29 décembre 2014 à 14h11 par La rédaction

Abidjan (AFP)

Le procès de l'ex-Première dame ivoirienne, Simone Gbagbo, accusée d'"atteinte à la sûreté de l'Etat", a repris lundi à Abidjan, tandis que des proches de victimes de la crise postélectorale meurtrière de 2010-2011 réclamaient "justice".

Surnommée "la dame de fer", Simone Gbagbo, 65 ans, épouse de l'ex-président Laurent Gbagbo, est jugée aux côtés de 82 dignitaires de l'ancien régime.Le procès, qui se tient à moins d'un an de la présidentielle d'octobre 2015, a démarré vendredi dernier.

Trente minutes après la réouverture du procès lundi au tribunal d'Abidjan-Plateau, le président de la Cour d'assises, Taïrou Dembélé, a suspendu l'audience, sur insistance de la défense.

Les avocats ont en effet soulevé une "exception" sur "l'irrégularité" de la cour, arguant que l'ordonnance de désignation est arrivée à expiration il y a trois mois.

Il n'était pas possible dans l'immédiat de savoir quand reprendrait le procès.

L'audience avait débuté par l'appel nominatif des accusés, dont Simone Gbagbo.

Assise dans le box des accusés, l'ex-Première dame, vêtue d'un ensemble de couleur jaune, prenait des notes, lunettes sur le nez.

Peu avant la reprise du procès, plusieurs dizaines de proches de victimes présentes au palais de justice ont manifesté bruyamment. 

"Réclamons justice", "Simone Gbagbo, marraine des escadrons de la mort en Côte d'Ivoire", pouvait-on lire sur des pancartes brandies notamment par des femmes.

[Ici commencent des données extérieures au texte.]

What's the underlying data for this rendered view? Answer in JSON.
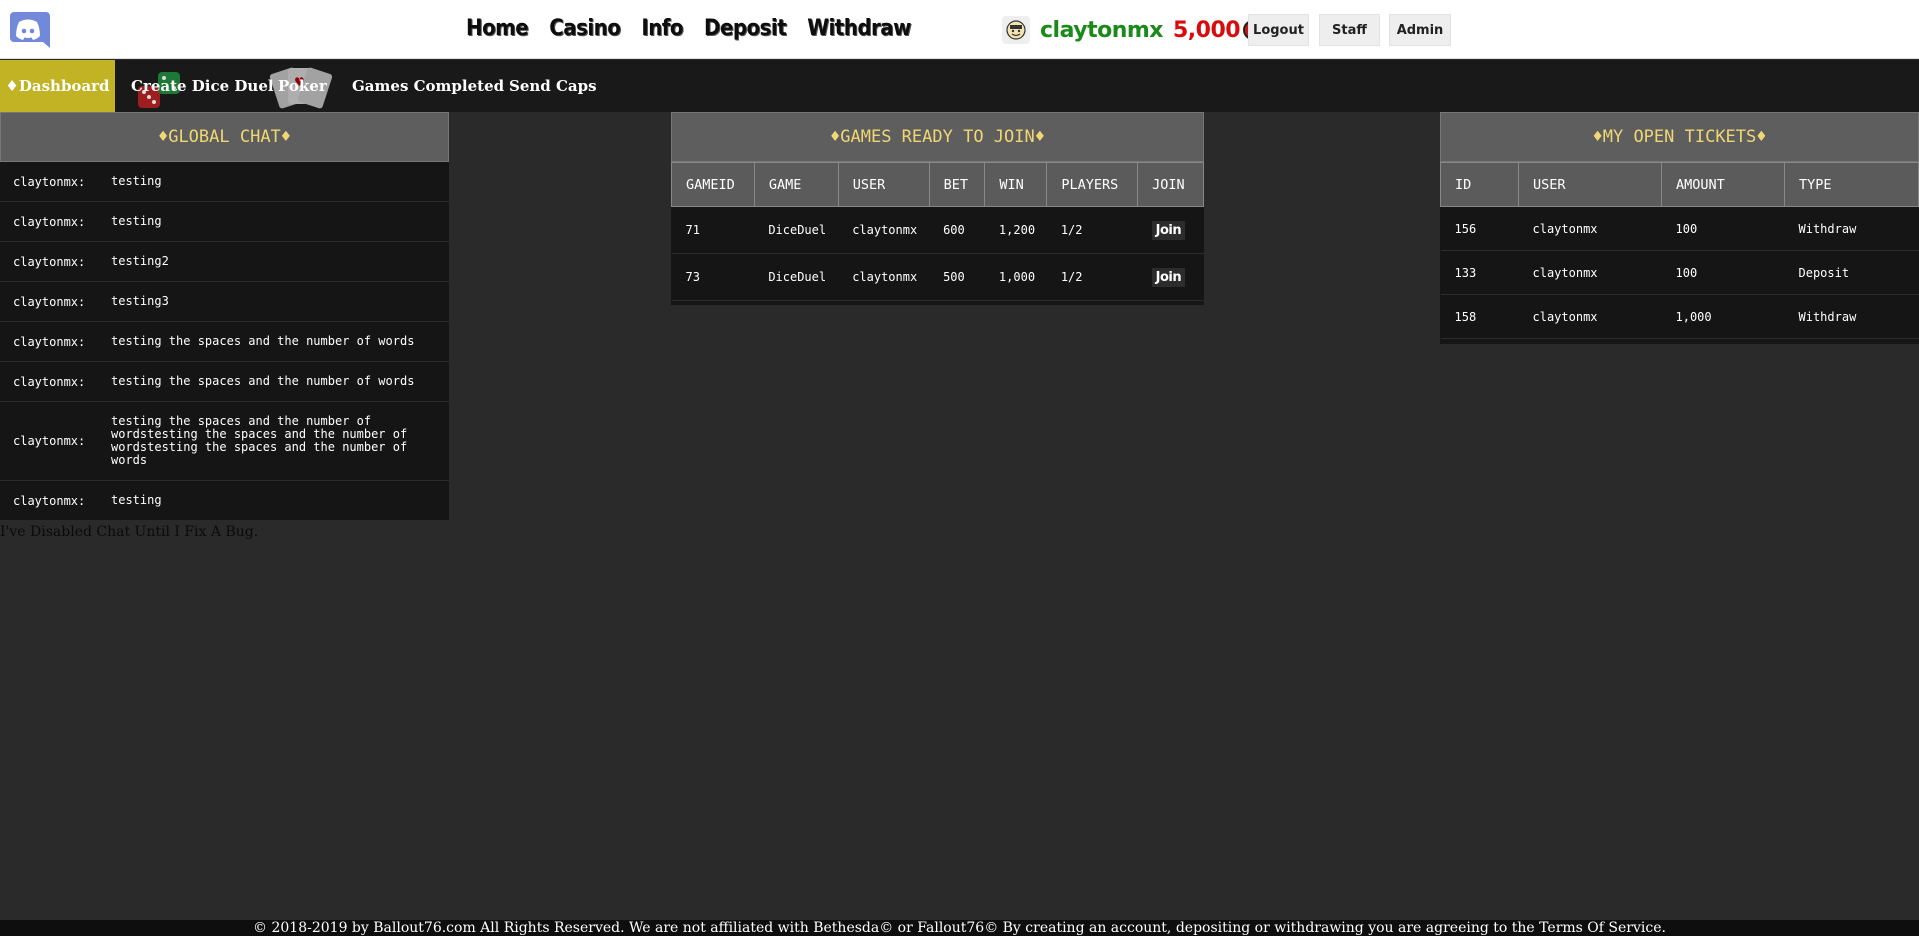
{
  "nav": {
    "links": [
      "Home",
      "Casino",
      "Info",
      "Deposit",
      "Withdraw"
    ]
  },
  "user": {
    "name": "claytonmx",
    "balance": "5,000"
  },
  "top_buttons": {
    "logout": "Logout",
    "staff": "Staff",
    "admin": "Admin"
  },
  "subnav": {
    "dashboard": "♦Dashboard",
    "create_dice_duel": "Create Dice Duel",
    "poker": "Poker",
    "games_completed": "Games Completed",
    "send_caps": "Send Caps"
  },
  "chat": {
    "title": "♦GLOBAL CHAT♦",
    "messages": [
      {
        "user": "claytonmx:",
        "text": "testing"
      },
      {
        "user": "claytonmx:",
        "text": "testing"
      },
      {
        "user": "claytonmx:",
        "text": "testing2"
      },
      {
        "user": "claytonmx:",
        "text": "testing3"
      },
      {
        "user": "claytonmx:",
        "text": "testing the spaces and the number of words"
      },
      {
        "user": "claytonmx:",
        "text": "testing the spaces and the number of words"
      },
      {
        "user": "claytonmx:",
        "text": "testing the spaces and the number of wordstesting the spaces and the number of wordstesting the spaces and the number of words"
      },
      {
        "user": "claytonmx:",
        "text": "testing"
      }
    ],
    "disabled_note": "I've Disabled Chat Until I Fix A Bug."
  },
  "games": {
    "title": "♦GAMES READY TO JOIN♦",
    "columns": [
      "GAMEID",
      "GAME",
      "USER",
      "BET",
      "WIN",
      "PLAYERS",
      "JOIN"
    ],
    "rows": [
      {
        "gameid": "71",
        "game": "DiceDuel",
        "user": "claytonmx",
        "bet": "600",
        "win": "1,200",
        "players": "1/2",
        "join": "Join"
      },
      {
        "gameid": "73",
        "game": "DiceDuel",
        "user": "claytonmx",
        "bet": "500",
        "win": "1,000",
        "players": "1/2",
        "join": "Join"
      }
    ]
  },
  "tickets": {
    "title": "♦MY OPEN TICKETS♦",
    "columns": [
      "ID",
      "USER",
      "AMOUNT",
      "TYPE"
    ],
    "rows": [
      {
        "id": "156",
        "user": "claytonmx",
        "amount": "100",
        "type": "Withdraw"
      },
      {
        "id": "133",
        "user": "claytonmx",
        "amount": "100",
        "type": "Deposit"
      },
      {
        "id": "158",
        "user": "claytonmx",
        "amount": "1,000",
        "type": "Withdraw"
      }
    ]
  },
  "footer": {
    "text": "© 2018-2019 by Ballout76.com All Rights Reserved. We are not affiliated with Bethesda© or Fallout76© By creating an account, depositing or withdrawing you are agreeing to the Terms Of Service."
  },
  "colors": {
    "accent_gold": "#c1b324",
    "title_gold": "#f0d774",
    "username_green": "#1a8a1a",
    "balance_red": "#d80c0c",
    "discord_blue": "#7289da"
  }
}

Les familles de victimes "réclament justice immédiate et ne veulent pas que le procès de Simone soit différé", elles exigent "qu'elle soit jugée pour crimes contre l'humanité et non pour atteinte à la sûreté de l'Etat", a expliqué à l'AFP Issiaka Diaby, président du Collectif des victimes de Côte d'Ivoire.

Le procès en cours ne couvre pas les "crimes de sang" dont sont accusés les prévenus.

Tout comme son époux, Simone Gbagbo est accusée par la Cour pénale internationale (CPI) de "crimes contre l'humanité" commis durant la crise postélectorale.

Mais, à la différence de Laurent Gbagbo et de Charles Blé Goudé (ancien chef du mouvement des "jeunes patriotes" pro-Gbagbo), détenus à La Haye, Abidjan refuse le transfèrement de l'ex-Première dame, arguant que sa justice est en mesure d'organiser un procès équitable.

La crise de 2010-2011 avait fait quelque 3.000 morts, après le refus de M. Gbagbo de reconnaître sa défaite à la présidentielle face à Alassane Ouattara, candidat à sa succession lors de l'élection prévue en octobre 2015.